Una extraña sensación se apoderó de todo el grupo excepto de Gavache, que seguía saboreando el aroma del tabaco. Los demás se miraban de reojo a la espera de que sucediera algo.

—¿Por qué no nos cuenta esa historia, en vez de mirarnos los unos a los otros como cinco idiotas? —sugirió Gavache.

—¿Qué historia? —preguntó Ben.

—No va a ser la mía… Mi vida es un aburrimiento. De casa al trabajo, del trabajo a casa. Un tostón. Me gustaría conocer la suya, doctor Ben. A fin de cuentas, todo este circo es por usted.

El israelí se ruborizó al sentir todas las miradas fijas en él. Como banquero estaba acostumbrado a ser el centro de atención, pero normalmente era él quien tenía la sartén por el mango. El producto que durante tantos años había demostrado ser infalible para corromper el alma humana era inútil en aquel escenario trágico. Había perdido por completo el control de la situación, si es que alguna vez lo había tenido. No se le iba de la cabeza una frase de su madre que le martilleaba en la mente como una perla de sabiduría: «El hombre planea, Dios sonríe». De hecho, cuando menos se esperaba, la vida mostraba con toda facilidad la fragilidad del control del hombre y todo se desmoronaba como un castillo de naipes, como si nada de lo que se había construido hubiera existido jamás.

Todos esperaban que dijera algo, a excepción de los técnicos y otros agentes ocupados en poner a punto los aparatos de última tecnología para que nada fallara cuando llegase la hora, sin el menor interés por lo que Ben Isaac tuviera que decir, hasta nueva orden.

—Puede empezar por Loyola —indicó Gavache, para sorpresa de los presentes, incluido Ben Isaac.

—¿Loyola? —preguntó el judío.

—¿No es el responsable indirecto de todo esto?

—No. —Ben esbozó una sonrisa cínica, como si los presentes no estuvieran preparados para una verdad mayor que solo él conociera—. Loyola fue un actor más en una historia con más de dos mil años. Todo comenzó con Jesús de Nazaret.

Garvis se revolvió incómodo en la butaca.

—¡Demonios! —exclamó Gavache—. Tal vez sea mejor acompañar esto con algo caliente. ¿Tienen café?

—Claro —dijo Ben—. Myriam, ¿puedes hacer el favor de ir a pedirlo a la cocina?

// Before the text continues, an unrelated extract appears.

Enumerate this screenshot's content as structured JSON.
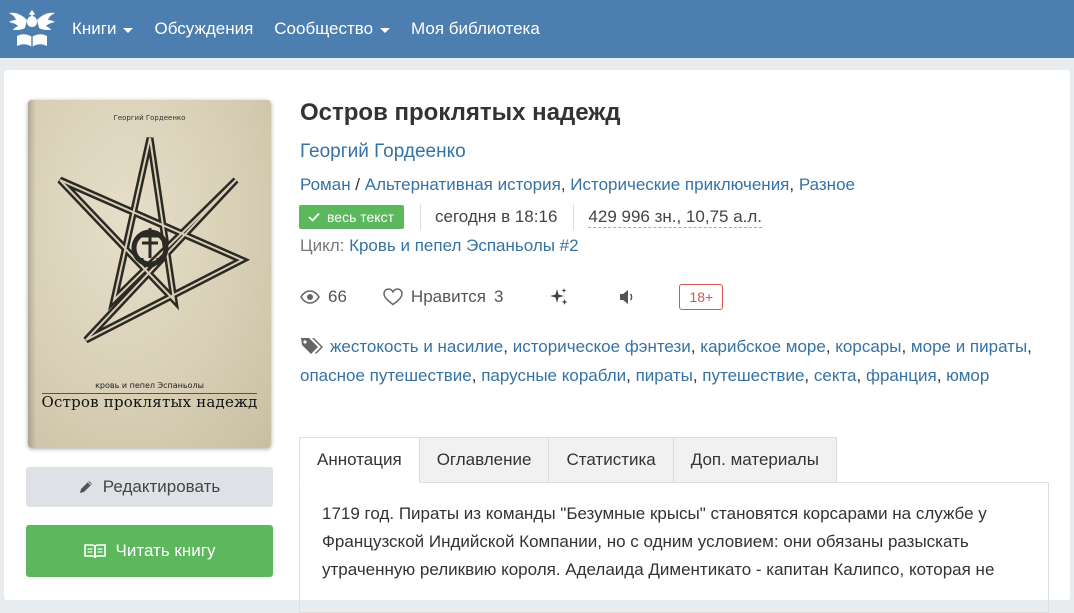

Café, té, leche, algo para comer.

La mujer se levantó. Sarah se dispuso a seguirla, pero aquella no le dejó que se levantara.

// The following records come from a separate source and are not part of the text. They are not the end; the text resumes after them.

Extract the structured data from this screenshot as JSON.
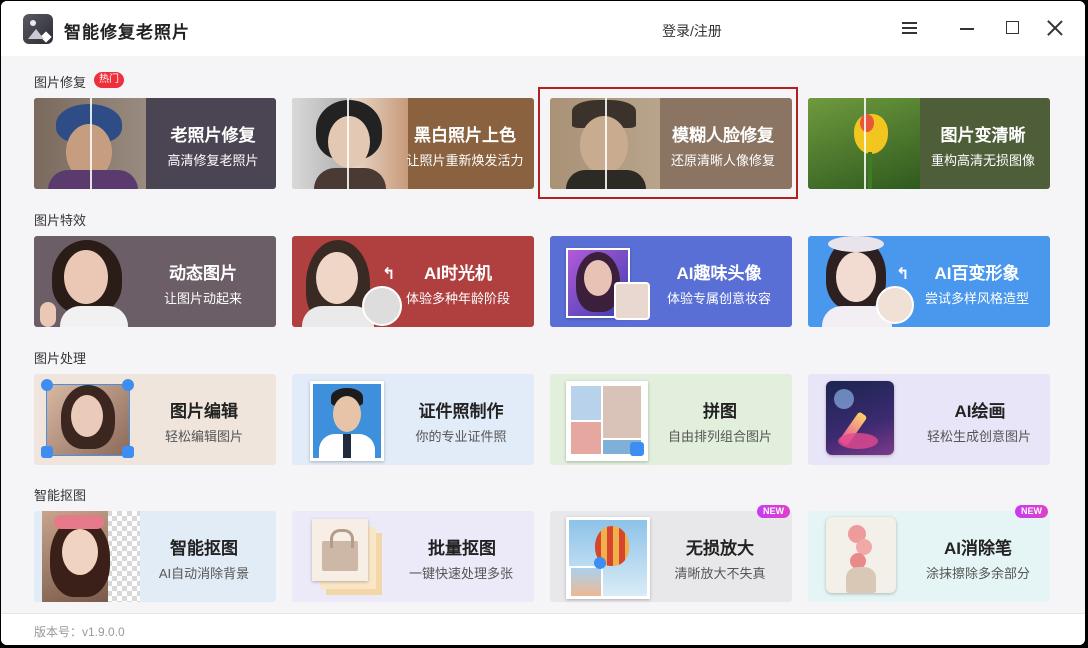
{
  "app": {
    "title": "智能修复老照片",
    "login": "登录/注册",
    "version": "版本号：v1.9.0.0"
  },
  "sections": {
    "repair": {
      "title": "图片修复",
      "badge": "热门"
    },
    "effects": {
      "title": "图片特效"
    },
    "process": {
      "title": "图片处理"
    },
    "cutout": {
      "title": "智能抠图"
    }
  },
  "cards": {
    "old_photo": {
      "title": "老照片修复",
      "subtitle": "高清修复老照片"
    },
    "colorize": {
      "title": "黑白照片上色",
      "subtitle": "让照片重新焕发活力"
    },
    "blur_face": {
      "title": "模糊人脸修复",
      "subtitle": "还原清晰人像修复"
    },
    "sharpen": {
      "title": "图片变清晰",
      "subtitle": "重构高清无损图像"
    },
    "animate": {
      "title": "动态图片",
      "subtitle": "让图片动起来"
    },
    "time_machine": {
      "title": "AI时光机",
      "subtitle": "体验多种年龄阶段"
    },
    "fun_avatar": {
      "title": "AI趣味头像",
      "subtitle": "体验专属创意妆容"
    },
    "transform": {
      "title": "AI百变形象",
      "subtitle": "尝试多样风格造型"
    },
    "edit": {
      "title": "图片编辑",
      "subtitle": "轻松编辑图片"
    },
    "id_photo": {
      "title": "证件照制作",
      "subtitle": "你的专业证件照"
    },
    "collage": {
      "title": "拼图",
      "subtitle": "自由排列组合图片"
    },
    "ai_paint": {
      "title": "AI绘画",
      "subtitle": "轻松生成创意图片"
    },
    "smart_cutout": {
      "title": "智能抠图",
      "subtitle": "AI自动消除背景"
    },
    "batch_cutout": {
      "title": "批量抠图",
      "subtitle": "一键快速处理多张"
    },
    "upscale": {
      "title": "无损放大",
      "subtitle": "清晰放大不失真",
      "badge": "NEW"
    },
    "eraser": {
      "title": "AI消除笔",
      "subtitle": "涂抹擦除多余部分",
      "badge": "NEW"
    }
  }
}
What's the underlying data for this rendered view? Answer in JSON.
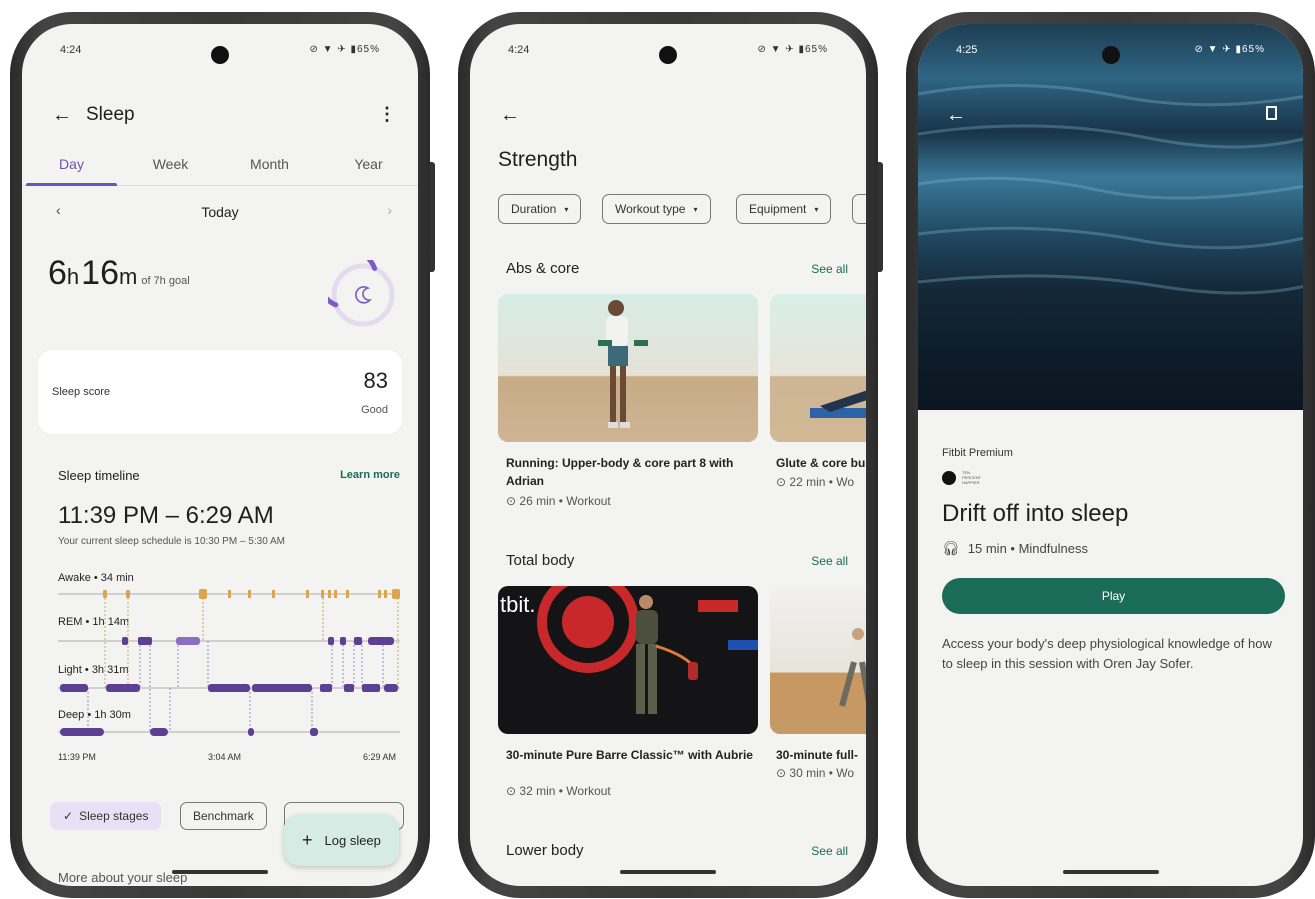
{
  "phone1": {
    "status_time": "4:24",
    "status_icons": "⊘ ▼ ✈ ▮65%",
    "title": "Sleep",
    "tabs": [
      "Day",
      "Week",
      "Month",
      "Year"
    ],
    "date_label": "Today",
    "duration_h": "6",
    "duration_h_unit": "h",
    "duration_m": "16",
    "duration_m_unit": "m",
    "goal_text": "of 7h goal",
    "score_label": "Sleep score",
    "score_value": "83",
    "score_rating": "Good",
    "timeline_title": "Sleep timeline",
    "learn_more": "Learn more",
    "time_range": "11:39 PM – 6:29 AM",
    "schedule_text": "Your current sleep schedule is 10:30 PM – 5:30 AM",
    "stages": {
      "awake": "Awake • 34 min",
      "rem": "REM • 1h 14m",
      "light": "Light • 3h 31m",
      "deep": "Deep • 1h 30m"
    },
    "axis": [
      "11:39 PM",
      "3:04 AM",
      "6:29 AM"
    ],
    "chips": [
      "Sleep stages",
      "Benchmark"
    ],
    "fab_label": "Log sleep",
    "footer_partial": "More about your sleep",
    "colors": {
      "accent": "#6e52b8",
      "awake": "#d9a64f",
      "stage": "#5d3f93"
    }
  },
  "phone2": {
    "status_time": "4:24",
    "status_icons": "⊘ ▼ ✈ ▮65%",
    "title": "Strength",
    "filters": [
      "Duration",
      "Workout type",
      "Equipment"
    ],
    "sections": [
      {
        "title": "Abs & core",
        "see_all": "See all",
        "cards": [
          {
            "title": "Running: Upper-body & core part 8 with Adrian",
            "meta": "26 min • Workout"
          },
          {
            "title": "Glute & core bu",
            "meta": "22 min • Wo"
          }
        ]
      },
      {
        "title": "Total body",
        "see_all": "See all",
        "cards": [
          {
            "title": "30-minute Pure Barre Classic™ with Aubrie",
            "meta": "32 min • Workout",
            "brand": "tbit."
          },
          {
            "title": "30-minute full-",
            "meta": "30 min • Wo"
          }
        ]
      },
      {
        "title": "Lower body",
        "see_all": "See all"
      }
    ]
  },
  "phone3": {
    "status_time": "4:25",
    "status_icons": "⊘ ▼ ✈ ▮65%",
    "premium_label": "Fitbit Premium",
    "partner_text": "TEN PERCENT HAPPIER",
    "title": "Drift off into sleep",
    "meta": "15 min • Mindfulness",
    "play_label": "Play",
    "description": "Access your body's deep physiological knowledge of how to sleep in this session with Oren Jay Sofer.",
    "colors": {
      "play": "#1a6b57"
    }
  }
}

—Quédese donde está, querida. Ahora vengo.

—Comencemos, pues, por Jesús de Nazaret —insistió Gavache—. Todos estamos ansiosos por escucharle; bueno, hablo por mí.

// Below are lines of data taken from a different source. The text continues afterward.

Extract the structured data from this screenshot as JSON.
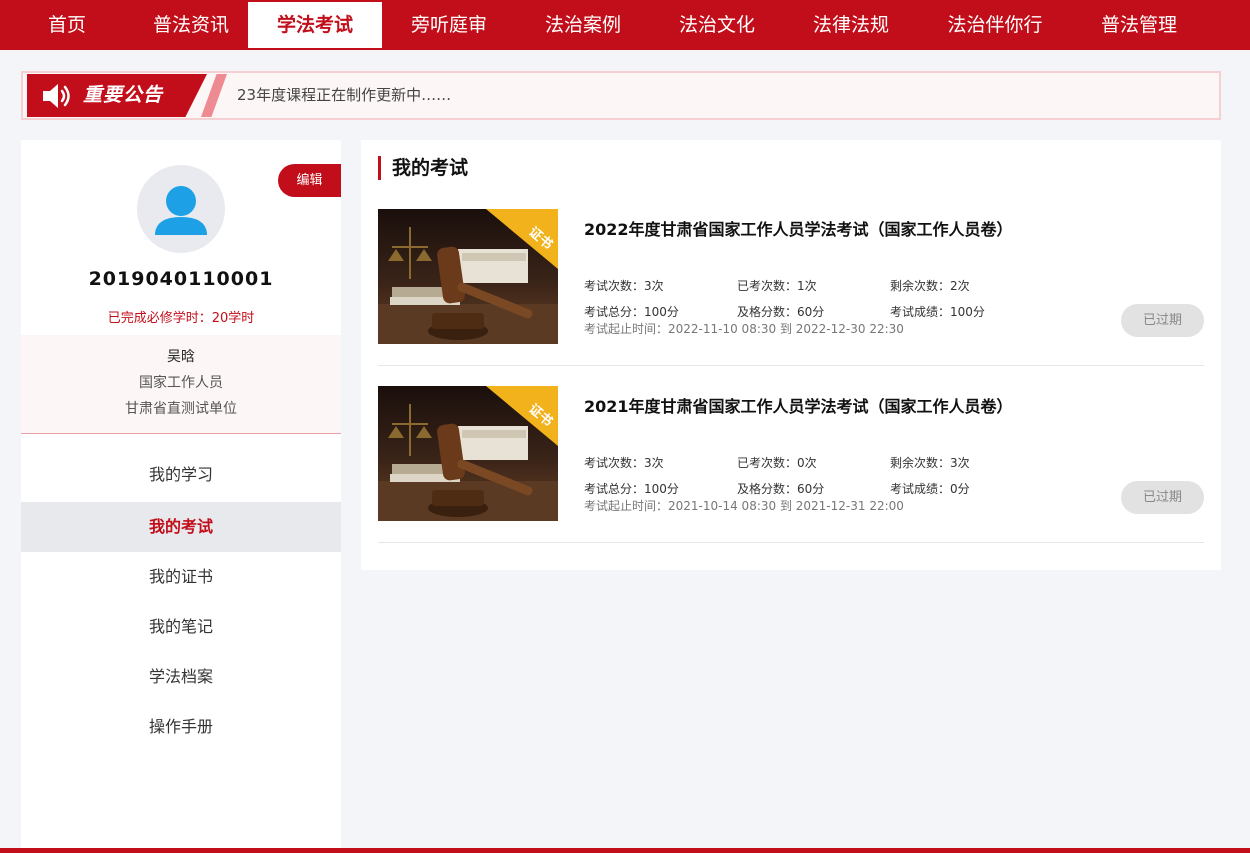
{
  "nav": {
    "items": [
      "首页",
      "普法资讯",
      "学法考试",
      "旁听庭审",
      "法治案例",
      "法治文化",
      "法律法规",
      "法治伴你行",
      "普法管理"
    ],
    "active_index": 2
  },
  "notice": {
    "title": "重要公告",
    "text": "23年度课程正在制作更新中……"
  },
  "profile": {
    "edit_label": "编辑",
    "username": "2019040110001",
    "hours": "已完成必修学时：20学时",
    "name": "吴晗",
    "role": "国家工作人员",
    "unit": "甘肃省直测试单位"
  },
  "menu": {
    "items": [
      "我的学习",
      "我的考试",
      "我的证书",
      "我的笔记",
      "学法档案",
      "操作手册"
    ],
    "active_index": 1
  },
  "main": {
    "title": "我的考试",
    "exams": [
      {
        "badge": "证书",
        "title": "2022年度甘肃省国家工作人员学法考试（国家工作人员卷）",
        "attempts": "考试次数：3次",
        "taken": "已考次数：1次",
        "remaining": "剩余次数：2次",
        "total": "考试总分：100分",
        "pass": "及格分数：60分",
        "score": "考试成绩：100分",
        "time": "考试起止时间：2022-11-10 08:30 到 2022-12-30 22:30",
        "status": "已过期"
      },
      {
        "badge": "证书",
        "title": "2021年度甘肃省国家工作人员学法考试（国家工作人员卷）",
        "attempts": "考试次数：3次",
        "taken": "已考次数：0次",
        "remaining": "剩余次数：3次",
        "total": "考试总分：100分",
        "pass": "及格分数：60分",
        "score": "考试成绩：0分",
        "time": "考试起止时间：2021-10-14 08:30 到 2021-12-31 22:00",
        "status": "已过期"
      }
    ]
  },
  "colors": {
    "brand_red": "#c20e1a",
    "badge_yellow": "#f2b21b",
    "page_bg": "#f4f5f8"
  },
  "icons": {
    "notice": "speaker-icon",
    "avatar": "user-avatar-icon"
  }
}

Ben trató de estudiar las distintas opciones, pero enseguida se dio cuenta de que no tenía ninguna. Contaría toda la verdad, confiando en que Dios fuera misericordioso con él, gracia que todavía no le había concedido.

—El Jesús histórico no tiene nada que ver con el que recibe culto del mundo cristiano. En realidad, la historia de Jesús ha sufrido una enorme confabulación. Jesús nació…

Una llamada de móvil interrumpió su disertación. Las instrucciones venían de camino.